Last weekend's investor worries set the stage for a weak open, and so S&P futures were lower ahead of the open on Tuesday. The S&P 500, as well as the other major averages, opened weak, as well. The 10 AM release of the ISM Manufacturing Index added to the selling pressure, as the ISM Manufacturing Index dropped below 50 for the first time since January 2016. This added to the recessionary fears spurred by the inverted yield curve.


The market’s weak reaction is clearly evident on the hourly chart above from TalkMarkets contributor Jill Mislinski of Advisor’s Perspective (see full article here).
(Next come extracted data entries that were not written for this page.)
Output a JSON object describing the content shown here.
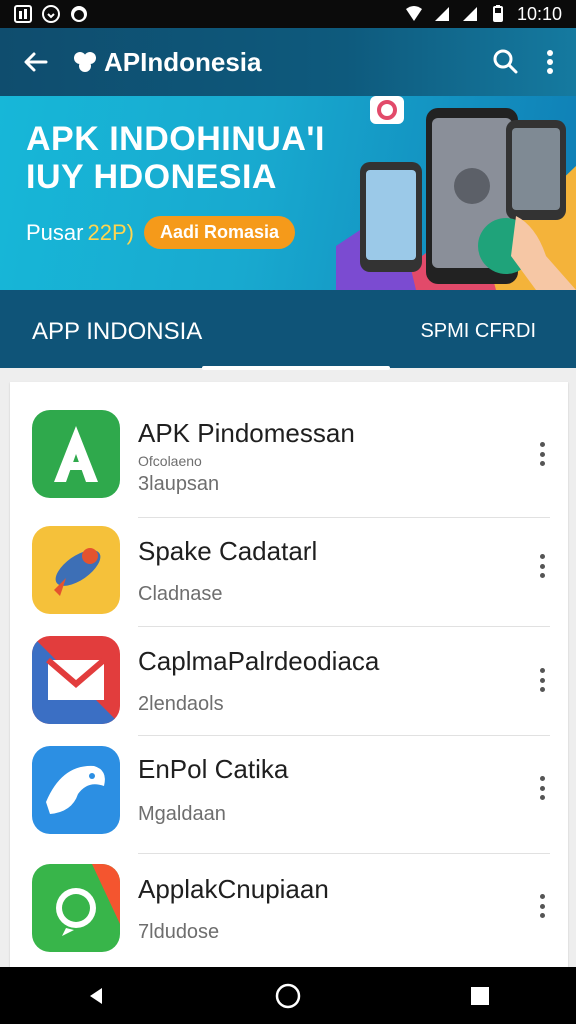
{
  "statusbar": {
    "time": "10:10",
    "icons": [
      "notification-icon",
      "download-icon",
      "app-icon",
      "wifi-icon",
      "signal-icon",
      "signal-icon",
      "battery-icon"
    ]
  },
  "appbar": {
    "title": "APIndonesia",
    "icons": [
      "back-arrow-icon",
      "logo-icon",
      "search-icon",
      "more-vert-icon"
    ]
  },
  "banner": {
    "headline_line1": "APK INDOHINUA'I",
    "headline_line2": "IUY HDONESIA",
    "pusar": "Pusar",
    "year": "22P)",
    "pill": "Aadi Romasia"
  },
  "tabs": [
    {
      "label": "APP INDONSIA"
    },
    {
      "label": "SPMI CFRDI"
    }
  ],
  "items": [
    {
      "name": "APK Pindomessan",
      "sub_small": "Ofcolaeno",
      "sub": "3laupsan",
      "icon": "app-icon-green-a"
    },
    {
      "name": "Spake Cadatarl",
      "sub_small": "",
      "sub": "Cladnase",
      "icon": "app-icon-rocket"
    },
    {
      "name": "CaplmaPalrdeodiaca",
      "sub_small": "",
      "sub": "2lendaols",
      "icon": "app-icon-red-envelope"
    },
    {
      "name": "EnPol Catika",
      "sub_small": "",
      "sub": "Mgaldaan",
      "icon": "app-icon-blue-bird"
    },
    {
      "name": "ApplakCnupiaan",
      "sub_small": "",
      "sub": "7ldudose",
      "icon": "app-icon-whatsapp"
    }
  ],
  "colors": {
    "appbar": "#0e5a7d",
    "banner": "#17b7d8",
    "tabs": "#0f5478",
    "accent": "#f59a1a"
  }
}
The daily market internals Tuesday were negative enough to keep the pressure on the market throughout the day.

However, my analysis had shown a very bullish weekly outlook that favored higher prices in September than most were expecting. Past experience with similar formations has allowed me to be confident in buying the market dips. Instead of continuing lower Wednesday, the S&P gapped higher Wednesday and added to the gains on Thursday alongside positive trade news.



For the week, the Nasdaq 100 again led the averages, gaining 2.10%, followed by a 1.79% gain in the S&P 500. The Nasdaq 100 is up 24.0% YTD, while the S&P is now just 1.56% below its record close. The Russell 2000 Small Cap Index continues to lag the other averages. The Dow Utility Average closed below the highs, but still gained 0.33% for the week.

Overall, the week's market internals were strong, with 2158 stocks advancing and just 880 stocks declining. In last week’s post, I pointed out the bullish weekly action in the NYSE All A/D Line and NYSE Stocks Only A/D Line (see chart). Both A/D lines have therefore risen even further.

In order to correctly analyze the advance/decline data, one must look at a number of different time frames. The monthly A/D analysis turned positive in the spring of 2016 and stayed positive during the 2018 corrections, which was bullish for the market’s major trend.